Le Québec glisse-t-il à gauche?

Le Québec et la crise



Le vent est en train de tourner. Après deux décennies où le Québec s'est éloigné du modèle social-démocrate classique des années 60, on assiste à un retour du balancier. Chacun à leur façon, nos trois principaux partis sont en train, faute d'un terme plus précis, de se déplacer vers la gauche.
Ce phénomène est mondial. La crise, provoquée en grande partie par les excès du laisser-faire, consacre l'échec du capitalisme pur et dur. Dans la plupart des pays, il y a un mouvement de correction, avec un rôle accru de l'État et un rejet des postulats néolibéraux, comme on peut le voir aux États-Unis avec les politiques de l'administration Obama.

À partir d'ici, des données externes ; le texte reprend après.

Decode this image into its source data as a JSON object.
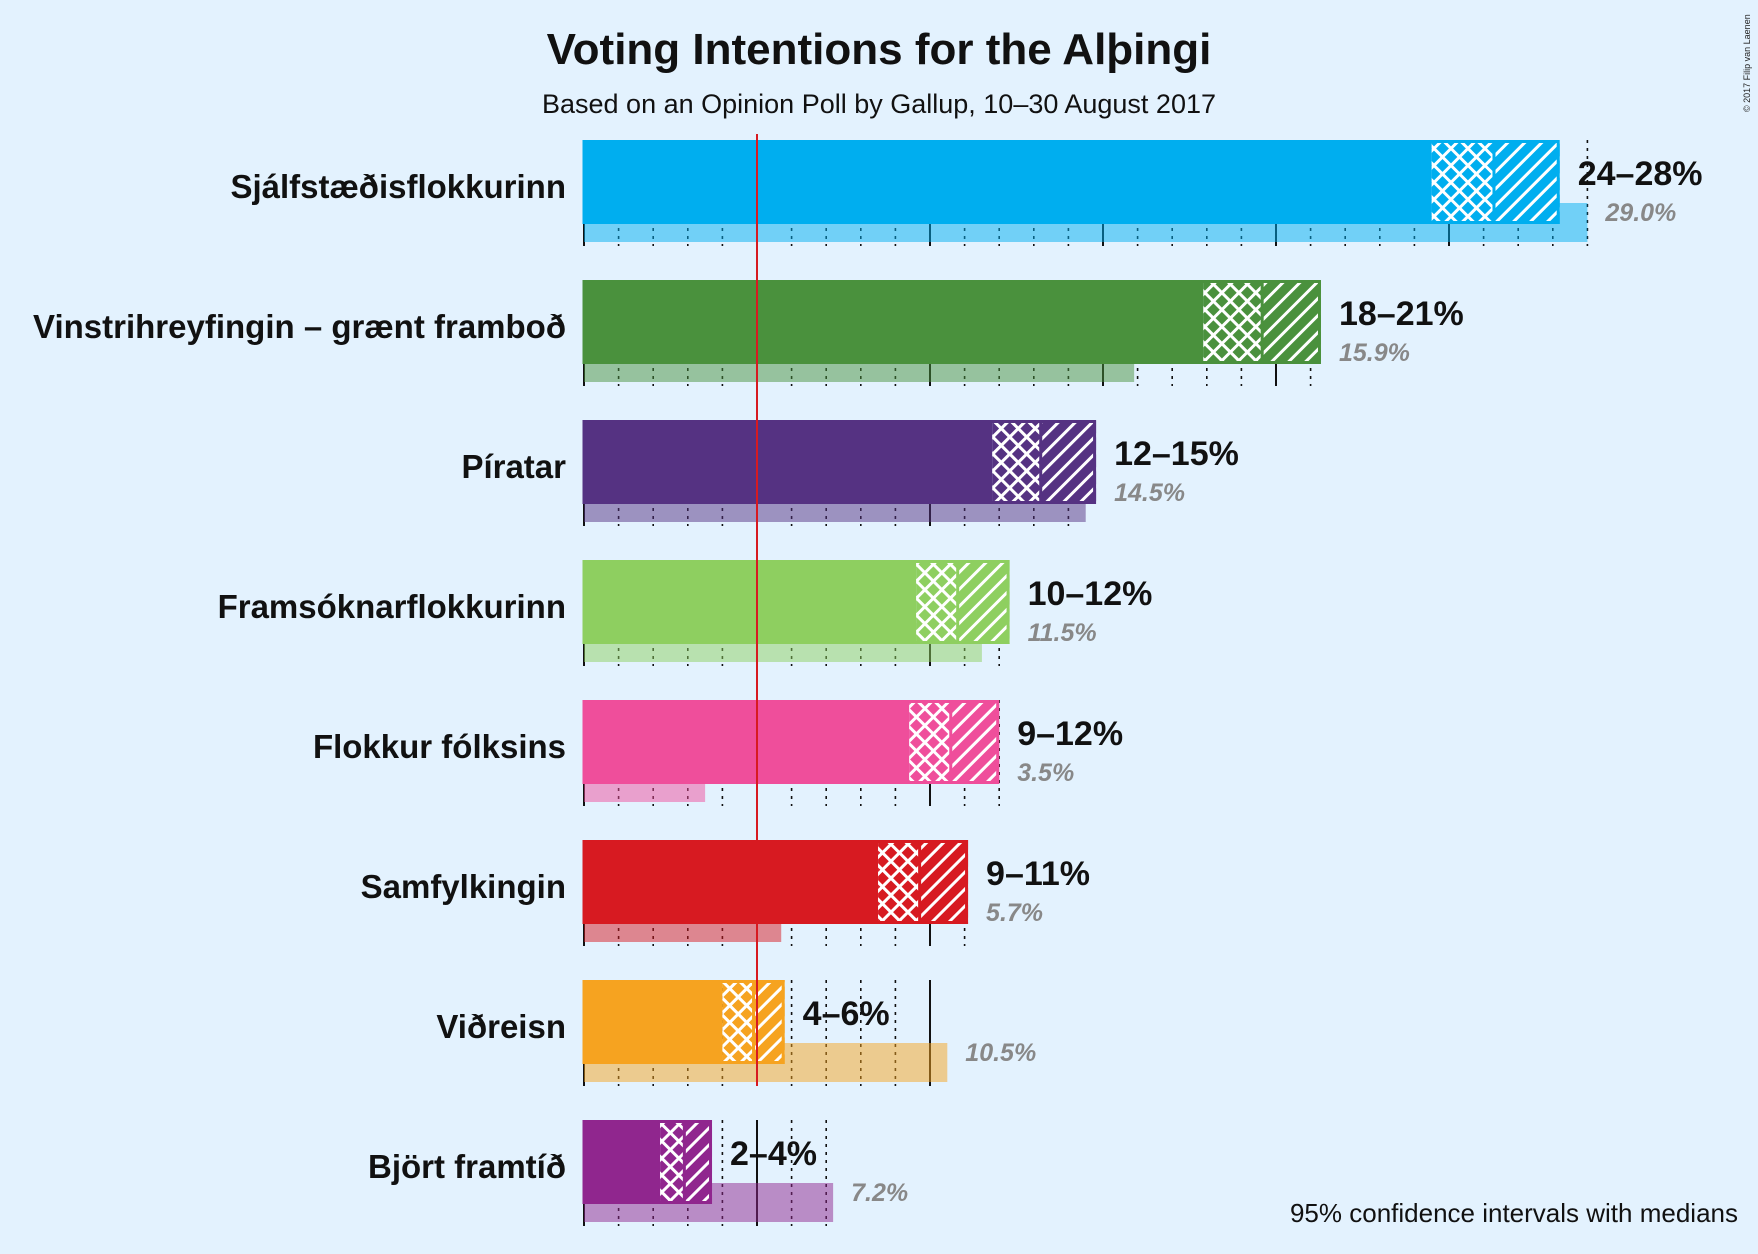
{
  "chart_data": {
    "type": "bar",
    "orientation": "horizontal",
    "title": "Voting Intentions for the Alþingi",
    "subtitle": "Based on an Opinion Poll by Gallup, 10–30 August 2017",
    "note": "95% confidence intervals with medians",
    "copyright": "© 2017 Filip van Laenen",
    "threshold": 5,
    "categories": [
      "Sjálfstæðisflokkurinn",
      "Vinstrihreyfingin – grænt framboð",
      "Píratar",
      "Framsóknarflokkurinn",
      "Flokkur fólksins",
      "Samfylkingin",
      "Viðreisn",
      "Björt framtíð"
    ],
    "series": [
      {
        "name": "Opinion poll",
        "low95": [
          24.5,
          17.9,
          11.8,
          9.6,
          9.4,
          8.5,
          4.0,
          2.2
        ],
        "low80": [
          24.5,
          17.9,
          11.8,
          9.6,
          9.4,
          8.5,
          4.0,
          2.2
        ],
        "median": [
          26.3,
          19.6,
          13.2,
          10.8,
          10.6,
          9.7,
          4.9,
          2.9
        ],
        "high95": [
          28.2,
          21.3,
          14.8,
          12.3,
          12.0,
          11.1,
          5.8,
          3.7
        ],
        "labels": [
          "24–28%",
          "18–21%",
          "12–15%",
          "10–12%",
          "9–12%",
          "9–11%",
          "4–6%",
          "2–4%"
        ]
      },
      {
        "name": "Last result",
        "values": [
          29.0,
          15.9,
          14.5,
          11.5,
          3.5,
          5.7,
          10.5,
          7.2
        ],
        "labels": [
          "29.0%",
          "15.9%",
          "14.5%",
          "11.5%",
          "3.5%",
          "5.7%",
          "10.5%",
          "7.2%"
        ]
      }
    ],
    "colors": [
      "#00AEEF",
      "#4A913D",
      "#553282",
      "#8ECF60",
      "#EF4E9B",
      "#D71A21",
      "#F6A320",
      "#90268E"
    ],
    "xlim": [
      0,
      30
    ],
    "grid": true
  }
}
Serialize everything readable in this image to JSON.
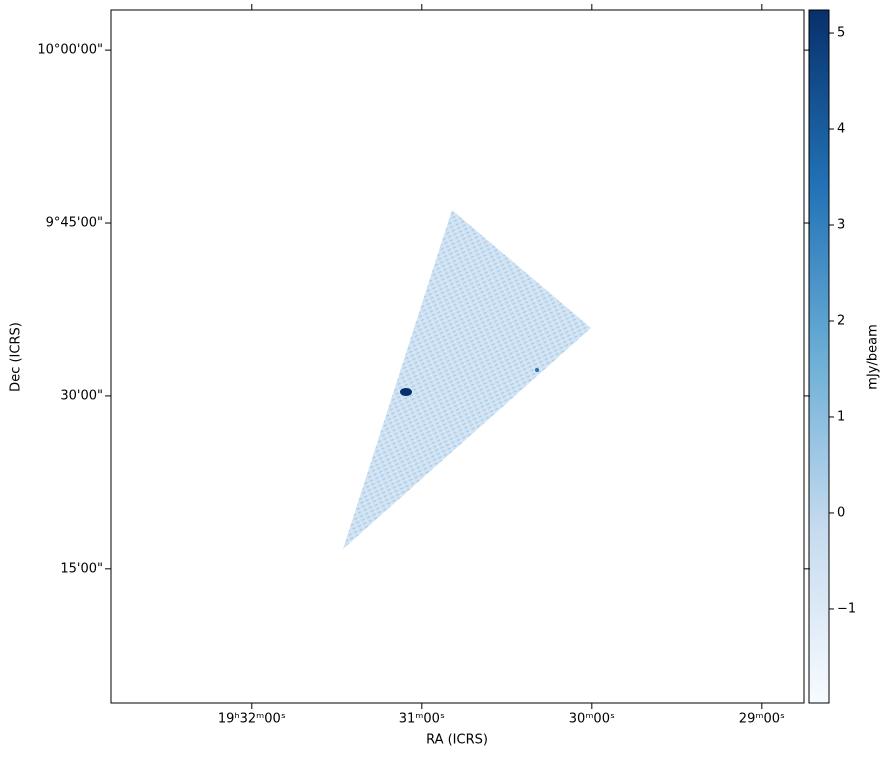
{
  "chart_data": {
    "type": "image",
    "xlabel": "RA (ICRS)",
    "ylabel": "Dec (ICRS)",
    "xlim": [
      293.207,
      292.188
    ],
    "xticks": [
      {
        "value": 293.0,
        "label": "19ʰ32ᵐ00ˢ"
      },
      {
        "value": 292.75,
        "label": "31ᵐ00ˢ"
      },
      {
        "value": 292.5,
        "label": "30ᵐ00ˢ"
      },
      {
        "value": 292.25,
        "label": "29ᵐ00ˢ"
      }
    ],
    "ylim": [
      9.056,
      10.058
    ],
    "yticks": [
      {
        "value": 10.0,
        "label": "10°00'00\""
      },
      {
        "value": 9.75,
        "label": "9°45'00\""
      },
      {
        "value": 9.5,
        "label": "30'00\""
      },
      {
        "value": 9.25,
        "label": "15'00\""
      }
    ],
    "colorbar": {
      "label": "mJy/beam",
      "colormap": "Blues",
      "clim": [
        -1.98,
        5.24
      ],
      "ticks": [
        {
          "value": -1,
          "label": "−1"
        },
        0,
        1,
        2,
        3,
        4,
        5
      ]
    }
  }
}
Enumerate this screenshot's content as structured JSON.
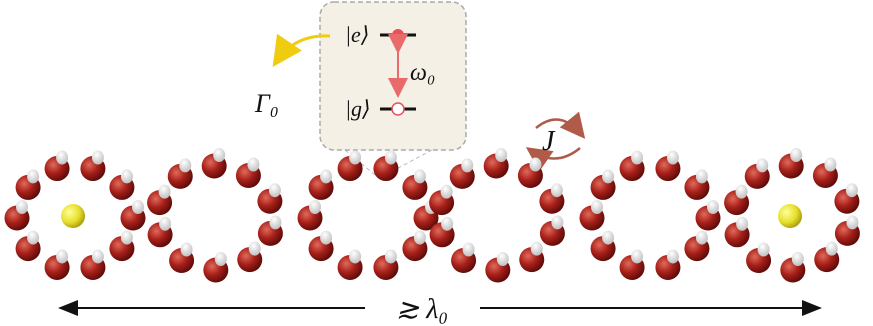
{
  "inset": {
    "excited_state": "|e⟩",
    "ground_state": "|g⟩",
    "transition_frequency": "ω₀"
  },
  "decay_rate": "Γ₀",
  "coupling": "J",
  "length_scale": "≳ λ₀"
}
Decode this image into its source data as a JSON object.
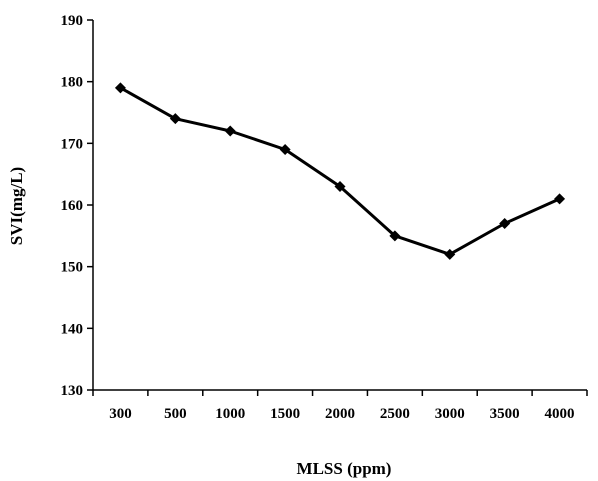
{
  "chart_data": {
    "type": "line",
    "title": "",
    "xlabel": "MLSS (ppm)",
    "ylabel": "SVI(mg/L)",
    "categories": [
      "300",
      "500",
      "1000",
      "1500",
      "2000",
      "2500",
      "3000",
      "3500",
      "4000"
    ],
    "series": [
      {
        "values": [
          179,
          174,
          172,
          169,
          163,
          155,
          152,
          157,
          161
        ]
      }
    ],
    "ylim": [
      130,
      190
    ],
    "yticks": [
      "130",
      "140",
      "150",
      "160",
      "170",
      "180",
      "190"
    ],
    "grid": false,
    "legend": "none",
    "line_color": "#000000",
    "marker": "diamond"
  }
}
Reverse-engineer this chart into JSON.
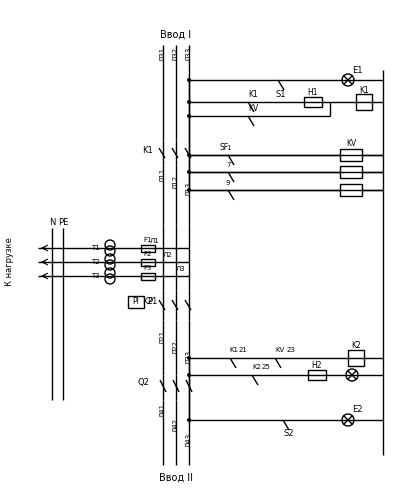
{
  "bg_color": "#ffffff",
  "figsize": [
    4.0,
    4.91
  ],
  "dpi": 100,
  "vvod1_label": "Ввод I",
  "vvod2_label": "Ввод II",
  "k_nagruzke": "К нагрузке"
}
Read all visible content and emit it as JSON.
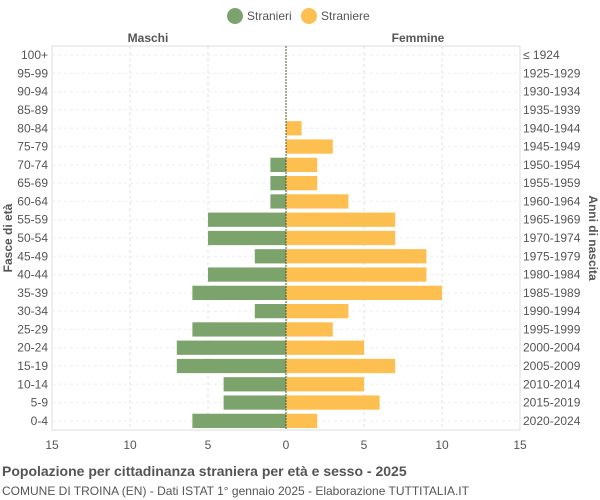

Le Québec n'échappe pas au phénomène. Les idées libérales - pas néolibérales -, ont dominé longtemps, par exemple avec l'appui au libre-échange, l'élimination des déficits, la réduction du fardeau fiscal, la redéfinition du rôle de l'État. On perçoit maintenant les signes d'un retour du balancier.
Cela ne mène pas à un succès de la gauche. Québec solidaire ne réussit pas à profiter de la crise et ne progresse pas d'un poil. Le Parti québécois, la formation politique la plus sociale-démocrate, piétine dans les sondages. Mais chacun des grands partis, parfois imperceptiblement, modifie son discours.
On le voit chez les libéraux, qui se débarrassent des principaux symboles qui définissaient pourtant la doctrine de Jean Charest lorsqu'il a pris le pouvoir. Les idées de rupture et de remise en cause du modèle québécois, comme la révision des lois du travail ou la réingénierie de l'État, sont loin derrière nous. Le dernier de ces symboles, les partenariats publics-privés, est en train d'être mis au rencart. En fait, progressivement, le PLQ se recentre et revient à ses racines «bourassiennes».
À l'ADQ, la crise existentielle provoquée par l'échec électoral et le départ de Mario Dumont mène également à une réflexion sur la doctrine et le programme. Le fait que Sébastien Proulx, l'ancien leader parlementaire du parti, affirme haut et fort que l'ADQ n'est pas un parti de droite montre que bien des militants sont maintenant mal à l'aise avec les idées qui caractérisaient le parti et souhaiteraient qu'il migre vers le centre pour rejoindre l'électorat.
Mais c'est au PQ que les changements risquent d'être les plus importants. Déjà, depuis quelques mois, plusieurs indices montraient que le parti revenait à ses anciennes amours, notamment avec le gel des tarifs d'électricité ou le retour à l'interventionnisme dans le débat sur la Caisse de dépôt. Un processus qui ne peut qu'être accéléré par le départ de François Legault.
Le PQ est d'abord et avant tout une coalition où coexistent des courants idéologiques différents, unis inconfortablement par une cause commune. En perdant François Legault, le PQ ne perd pas seulement son poids lourd économique, il perd également celui qui défendait au sein du parti des idées plus conservatrices. Ses dernières interventions sur la nécessaire remise en cause des vaches sacrées, que l'on peut qualifier de lucides, ont créé un malaise dans son parti. Avec son départ, l'équilibre gauche-droite est rompu et l'on peut craindre qu'il n'y ait pas grand-monde pour faire contrepoids aux réflexes naturels de la base militante.
Ce qui se passe au PQ risque d'avoir un effet domino sur l'ensemble du monde politique. En temps normal, une radicalisation du PQ pourrait profiter aux libéraux qui n'auraient qu'à occuper plus clairement le centre-droit. Mais dans une période d'incertitude comme celle que nous vivons, il est plus probable que les libéraux suivent le courant. Le risque, c'est qu'on jette le bébé avec l'eau du bain.